Highlights from the ratings report include:

  • CCLP's very impressive revenue growth greatly exceeded the industry average of 31.2%. Since the same quarter one year prior, revenues leaped by 293.9%. This growth in revenue does not appear to have trickled down to the company's bottom line, displayed by a decline in earnings per share.
  • Net operating cash flow has significantly increased by 317.64% to $19.72 million when compared to the same quarter last year. In addition, CSI COMPRESSCO LP has also vastly surpassed the industry average cash flow growth rate of -18.53%.
  • Despite any intermediate fluctuations, we have only bad news to report on this stock's performance over the last year: it has tumbled by 34.78%, worse than the S&P 500's performance. Consistent with the plunge in the stock price, the company's earnings per share are down 87.09% compared to the year-earlier quarter. Although its share price is down sharply from a year ago, do not assume that it can now be tagged as cheap and attractive. The reality is that, based on its current price in relation to its earnings, CCLP is still more expensive than most of the other companies in its industry.
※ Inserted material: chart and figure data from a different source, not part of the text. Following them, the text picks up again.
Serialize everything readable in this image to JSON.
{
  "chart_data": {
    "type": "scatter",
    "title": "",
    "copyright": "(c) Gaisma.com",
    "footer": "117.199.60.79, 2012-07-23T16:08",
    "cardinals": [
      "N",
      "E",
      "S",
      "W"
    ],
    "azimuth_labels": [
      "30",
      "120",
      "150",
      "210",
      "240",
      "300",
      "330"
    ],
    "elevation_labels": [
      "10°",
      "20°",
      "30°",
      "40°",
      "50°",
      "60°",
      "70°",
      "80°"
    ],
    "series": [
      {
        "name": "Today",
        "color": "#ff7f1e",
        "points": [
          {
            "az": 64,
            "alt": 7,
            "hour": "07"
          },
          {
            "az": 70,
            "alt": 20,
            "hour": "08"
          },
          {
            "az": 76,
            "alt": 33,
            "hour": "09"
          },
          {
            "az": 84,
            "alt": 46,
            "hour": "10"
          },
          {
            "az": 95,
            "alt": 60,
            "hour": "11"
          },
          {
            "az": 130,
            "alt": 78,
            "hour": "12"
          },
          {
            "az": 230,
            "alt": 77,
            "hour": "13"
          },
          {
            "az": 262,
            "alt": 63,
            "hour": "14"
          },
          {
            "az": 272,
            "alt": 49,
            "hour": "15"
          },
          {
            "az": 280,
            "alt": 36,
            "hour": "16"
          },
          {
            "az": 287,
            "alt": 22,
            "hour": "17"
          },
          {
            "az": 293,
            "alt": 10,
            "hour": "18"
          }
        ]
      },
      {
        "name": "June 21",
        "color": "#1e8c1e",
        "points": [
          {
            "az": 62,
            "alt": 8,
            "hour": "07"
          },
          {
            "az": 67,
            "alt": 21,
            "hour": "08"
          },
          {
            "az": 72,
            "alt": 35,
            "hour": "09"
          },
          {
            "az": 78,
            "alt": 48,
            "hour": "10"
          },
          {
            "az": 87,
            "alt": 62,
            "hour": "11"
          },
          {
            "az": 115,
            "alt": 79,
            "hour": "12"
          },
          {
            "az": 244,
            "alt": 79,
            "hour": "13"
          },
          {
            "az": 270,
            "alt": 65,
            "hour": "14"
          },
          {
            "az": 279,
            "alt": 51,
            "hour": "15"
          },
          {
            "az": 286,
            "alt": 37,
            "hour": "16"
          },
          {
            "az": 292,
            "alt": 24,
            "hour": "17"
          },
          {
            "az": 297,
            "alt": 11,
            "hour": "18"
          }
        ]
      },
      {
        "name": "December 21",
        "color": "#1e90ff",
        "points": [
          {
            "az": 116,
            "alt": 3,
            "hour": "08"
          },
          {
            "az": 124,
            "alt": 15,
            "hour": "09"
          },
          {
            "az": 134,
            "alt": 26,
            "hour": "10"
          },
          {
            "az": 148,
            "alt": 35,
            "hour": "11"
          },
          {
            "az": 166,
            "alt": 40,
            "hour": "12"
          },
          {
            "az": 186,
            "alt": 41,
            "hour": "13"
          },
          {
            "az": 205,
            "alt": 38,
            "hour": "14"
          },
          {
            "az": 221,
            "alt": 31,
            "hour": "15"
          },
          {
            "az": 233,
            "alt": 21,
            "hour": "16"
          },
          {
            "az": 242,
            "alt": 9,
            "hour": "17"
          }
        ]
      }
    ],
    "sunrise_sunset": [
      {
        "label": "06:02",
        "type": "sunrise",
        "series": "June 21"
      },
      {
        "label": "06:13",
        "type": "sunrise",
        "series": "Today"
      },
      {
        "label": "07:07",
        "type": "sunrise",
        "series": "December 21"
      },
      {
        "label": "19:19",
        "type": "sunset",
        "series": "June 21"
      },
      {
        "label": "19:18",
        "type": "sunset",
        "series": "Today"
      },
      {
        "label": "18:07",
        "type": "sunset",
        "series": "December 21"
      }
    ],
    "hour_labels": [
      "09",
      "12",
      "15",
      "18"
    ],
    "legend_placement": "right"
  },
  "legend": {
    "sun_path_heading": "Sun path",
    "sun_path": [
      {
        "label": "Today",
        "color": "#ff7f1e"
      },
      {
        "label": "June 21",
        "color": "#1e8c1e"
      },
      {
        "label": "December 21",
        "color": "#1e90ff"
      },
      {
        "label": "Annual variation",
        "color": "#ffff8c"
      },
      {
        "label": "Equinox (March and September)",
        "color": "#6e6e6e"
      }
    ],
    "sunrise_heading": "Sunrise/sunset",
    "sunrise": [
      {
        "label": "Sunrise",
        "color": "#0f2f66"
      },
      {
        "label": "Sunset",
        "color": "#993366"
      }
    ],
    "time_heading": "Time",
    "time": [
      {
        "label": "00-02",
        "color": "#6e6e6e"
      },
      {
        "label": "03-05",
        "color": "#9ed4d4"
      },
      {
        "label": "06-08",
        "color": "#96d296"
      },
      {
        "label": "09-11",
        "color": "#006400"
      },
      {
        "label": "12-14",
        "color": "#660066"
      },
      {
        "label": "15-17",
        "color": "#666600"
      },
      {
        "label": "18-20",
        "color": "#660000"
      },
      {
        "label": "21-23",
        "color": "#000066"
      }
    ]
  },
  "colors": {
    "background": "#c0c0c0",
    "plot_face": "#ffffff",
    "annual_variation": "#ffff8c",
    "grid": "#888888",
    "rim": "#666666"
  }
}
  • Return on equity has greatly decreased when compared to its ROE from the same quarter one year prior. This is a signal of major weakness within the corporation. Compared to other companies in the Energy Equipment & Services industry and the overall market on the basis of return on equity, CSI COMPRESSCO LP underperformed against that of the industry average and is significantly less than that of the S&P 500.
  • The gross profit margin for CSI COMPRESSCO LP is currently lower than what is desirable, coming in at 33.04%. It has decreased significantly from the same period last year. Along with this, the net profit margin of 0.91% trails that of the industry average.